E ora che c’entra l’Italia? Cos’è mai potuto passare per la testa dei ministri Alfano e Minniti quando hanno deciso di concedere la cittadinanza italiana al piccolo Alfie Evans?
Comunque si giri e si rigiri la questione, il risultato è sempre lo stesso: la decisione di Alfano e di Minniti è incomprensibile. Lo è da un punto vista metodologico e politico: è assurdo che un Governo in carica per l’ordinaria amministrazione “auspichi”, come si legge in una nota della Farnesina, “l’immediato trasferimento in Italia” di un bimbo di 23 mesi tenuto in vita solo dalle macchine – a questo punto perché non occuparsi anche dello ius soli, visto che è sempre di nazionalità che si parla? Ma lo è anche da un punto di vista etico e giuridico: è incomprensibile che, a pochi mesi dall’approvazione di una legge che anche in Italia chiede al personale medico di somministrare “cure inutili o sproporzionate” ai propri pazienti, si pensi di far venire in Italia un bambino la cui vita dipende ormai solo dall’accanimento terapeutico. Non è un caso che anche la Corte Europea dei Diritti Umani abbia respinto il ricorso dei genitori di Alfie, rifiutandosi di interferire con quanto più volte ribadito dalle Corti britanniche: non c’è ragione di opporsi al parere medico in base al quale tenere in vita Alfie significa infliggergli ulteriore dolore.

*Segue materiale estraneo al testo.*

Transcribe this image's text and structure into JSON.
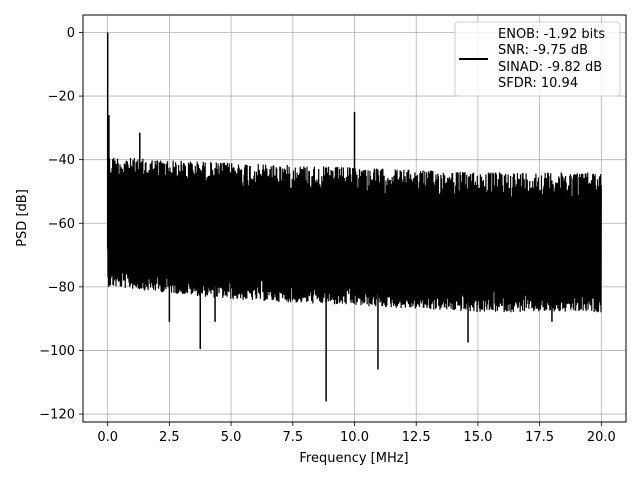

E quindi? Quindi nasce il sospetto che, in tempi di ormai facile populismo, anche questo Governo si sia lasciato influenzare dalla propaganda di chi, strumentalizzando la sofferenza, tira fuori appena può l’arma della morale: quel “difendiamo la vita” che sta portando in alcuni paesi a rimettere in discussione il diritto di accesso all’IVG, in altri a non avere il coraggio di affrontare il tema dell’eutanasia o del suicidio assistito, in altri ancora ad avallare i pregiudizi di chi ancora immagina che sospendere l’alimentazione artificiale di un paziente significhi farlo morire di fame. Intendiamoci: non sto dicendo che la sofferenza dei genitori di Alfie non debba essere presa in considerazione. Al contrario. Il dolore, ogni dolore, merita il rispetto più assoluto, tanto più quando si tratta della sofferenza più grande che possa capitare a ciascuno di noi, visto che nulla è più drammatico della perdita di un figlio. Sto solo dicendo che la decisione del nostro Governo, con il dolore dei genitori di Alfie, c’entra poco, anzi, rischia solo di banalizzarlo. Ora Alfie è italiano, e allora? Ora Alfie potrà essere forse trasferito all’ospedale Bambin Gesù di Roma, e allora? A parte la gioia di Giorgia Meloni che parla di “spiraglio” – quale? perché? in che senso? – quali conseguenze può mai avere quest’attribuzione di cittadinanza italiana a un bimbo inglese in fin di vita? A meno che l’onorevole Meloni non parli di uno “spiraglio” per l’attribuzione della nazionalità italiana
anche a tutti quei ragazzi e quelle ragazze nati in Italia e che, ancora oggi, sono considerati stranieri. O dello “spiraglio” che permetterebbe a questo Governo di passare dall’ordinaria amministrazione ad un’amministrazione piena. Chiarendo magari, una volta per tutte, in base a quali criteri si ha o meno il diritto di essere Italiani.